Distract!

Vocabulary.com defines distraction as "something that takes your attention away from what you're supposed to be doing. ... Distraction comes from the Latin dis-, 'apart,' and trahere, 'drag.' So distraction is when you're dragged away from your task or from your worries."
Distractions can be a real drag!
In response to my most recent blog, a reader commented, "If working at home was completely without distractions (e.g., wife and child), I could easily start most days super early and be finished with work by lunchtime. That would be a very ideal situation."
I promised that reader to address distraction today, and I will. But first, a true story: As many Ax Readers know, last year I made a change. I'm still writing blogs and posting them on the AMT Group website, but now I'm following up and sending to a wider audience "Re-writes," where I take the original 3-4 minute post and cut it down to a 2-minute read. Hence, this Distract is supposed to be the first draft. But it's actually the second draft because–get this–I got interrupted, distracted, and when I came back to publish, accidentally overwrote all the text with an image and now am starting anew. I am an expert at "Getting Distracted." And at starting from scratch.
You see, as an ENFP (Myers-Briggs Type Extrovert/iNtuitive/Feeling/Perceiving) the "MBTI prayer" for me and my type is, "Lord, please give me the power to focus on one thing at a ti--HEY, look at that bird over there!" Now to be fair (or positively biased) to myself, the distraction today was a most welcome video conference "check-in" call I overheard in the living room, a call between my son and his high school dorm's Residential Faculty (RF). An RF is just like a university dorm's Residence Assistant (RA); but whereas an RA is an upperclassman, RFs are paid staff. I couldn't help but hear them chatting, and wanted to touch base myself, and then when my brother Blaze and sister-in-law Alyssa joined the call from shuttered-in-place California, I was hooked for nearly an hour.

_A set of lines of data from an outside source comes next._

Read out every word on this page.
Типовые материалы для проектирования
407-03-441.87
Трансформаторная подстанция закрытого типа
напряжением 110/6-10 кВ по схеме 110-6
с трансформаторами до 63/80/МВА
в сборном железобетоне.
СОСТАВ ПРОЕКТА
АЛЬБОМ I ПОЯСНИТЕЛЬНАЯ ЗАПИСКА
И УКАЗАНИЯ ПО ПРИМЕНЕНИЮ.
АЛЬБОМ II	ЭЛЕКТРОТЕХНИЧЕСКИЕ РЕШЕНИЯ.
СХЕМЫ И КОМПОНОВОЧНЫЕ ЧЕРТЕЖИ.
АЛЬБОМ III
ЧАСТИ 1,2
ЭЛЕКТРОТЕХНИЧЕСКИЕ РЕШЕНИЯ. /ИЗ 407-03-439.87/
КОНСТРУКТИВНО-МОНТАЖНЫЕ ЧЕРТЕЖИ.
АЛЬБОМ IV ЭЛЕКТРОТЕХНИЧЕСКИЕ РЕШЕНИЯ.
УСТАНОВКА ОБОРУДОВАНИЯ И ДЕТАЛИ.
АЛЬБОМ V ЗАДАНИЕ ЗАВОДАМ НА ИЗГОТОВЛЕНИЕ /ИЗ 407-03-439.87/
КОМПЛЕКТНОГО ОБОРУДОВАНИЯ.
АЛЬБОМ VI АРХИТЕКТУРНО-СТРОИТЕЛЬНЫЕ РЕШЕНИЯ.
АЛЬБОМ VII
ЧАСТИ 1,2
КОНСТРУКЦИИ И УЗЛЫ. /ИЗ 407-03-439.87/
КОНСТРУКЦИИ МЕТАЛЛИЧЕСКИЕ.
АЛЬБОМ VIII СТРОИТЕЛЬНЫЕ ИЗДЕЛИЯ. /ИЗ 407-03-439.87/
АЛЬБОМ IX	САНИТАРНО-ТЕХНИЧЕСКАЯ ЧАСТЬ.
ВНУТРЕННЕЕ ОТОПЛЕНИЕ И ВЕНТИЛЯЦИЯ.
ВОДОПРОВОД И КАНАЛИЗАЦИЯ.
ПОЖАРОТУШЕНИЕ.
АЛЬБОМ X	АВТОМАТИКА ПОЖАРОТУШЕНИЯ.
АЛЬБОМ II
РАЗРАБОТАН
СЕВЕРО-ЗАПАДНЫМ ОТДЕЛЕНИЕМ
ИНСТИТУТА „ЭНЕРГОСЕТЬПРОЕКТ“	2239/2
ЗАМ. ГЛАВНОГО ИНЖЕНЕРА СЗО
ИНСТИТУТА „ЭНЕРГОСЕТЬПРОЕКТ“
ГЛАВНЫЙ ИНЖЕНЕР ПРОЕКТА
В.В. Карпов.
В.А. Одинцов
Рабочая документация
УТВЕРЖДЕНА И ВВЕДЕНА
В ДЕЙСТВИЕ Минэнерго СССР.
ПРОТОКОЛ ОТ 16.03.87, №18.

During and after that hour, I realized a few things about distractions:
1) Distractions are in the eye of the distracted. If something "drags me away from my worries, I thank that something. I would rather do almost anything than "worry." As a previous Ax Reader wrote, "Concern is good. Worry not so much." Plus, in this case, that call, which was my "distraction," was the RFs work! It's not the activity (video-conference), but the person who decides what is and what is not a "distraction."
2) I can do something about that call and other "distractions." The call wound up being over two hours. For about 1/2 of their call, I came back to my workspace, put in a pair of earplugs, and got to work. (It was a really good draft.) I also could have chosen Airpods and listened to music, but I'm one of those who's more likely to be distracted by music (I find myself humming or singing along) than letting it be the white noise that works for many others.
3) I recalled my university days. Some of my best learning was done in the stacks of UC Berkeley's libraries, when I was supposed to be researching one topic but would stumble on, for example, a dedicated copy of Karl Marx's Das Kapital and spent an hour combing over its pages. That kind of thing happened more than once, I promise.
4) I learned from Blaze that due to his torn achilles last year, he's extremely adept at working from home. We discussed several strategies that will show up in future blogs and that can help all of us who are doing much more work from home these days.
There were a couple more learning points but I'm coming up on 4 minutes and I promised to address the reader who said his life would be ideal if it weren't for the distractions of his wife and child. Just kidding! I know he didn't mean it that way, even though I first took his comment almost that way. (Not as bad as the couple friends I have who say that "business would be perfect if it weren't for employees and customers.")
To R.S. (still basically protecting your guilt or innocence by hiding your full name): If indeed you could get your work done by noon if it weren't for your family distracting you (and I agree you could!), here are a couple of things to try out: 1) Let them know your "focused" work schedule, and limit that to 45 minutes per hour. They can interrupt you all they want during the other 15 minutes. This assumes you have at least small space from which you can work. AMT Group's office for its first year and a half was a futon storage closet in Nakano. Even a closet can work. 2) Wake up 2 - 3 hours earlier than you normally do, and work while they are asleep. This may sound extreme, and you might wind up going to bed a lot earlier or taking a nap during the day, but how much more productive might you be in the early hours? Then you really would be done by noon (or even earlier). 3) Make a list of 10 ways to limit your distractions. Test your favorite one or two for a week. You will find a way to limit their distractions. And remember, you're working to support them, right? Maybe work is the distraction and your family the main task? Just a thought.
That's it for now. It was of course a "drag" when I lost that draft, but it's happened before and just like that time years ago, the second draft came out much quicker than the first, and I like it more. I hope you do do. More tomorrow as the series of Remote Work continues!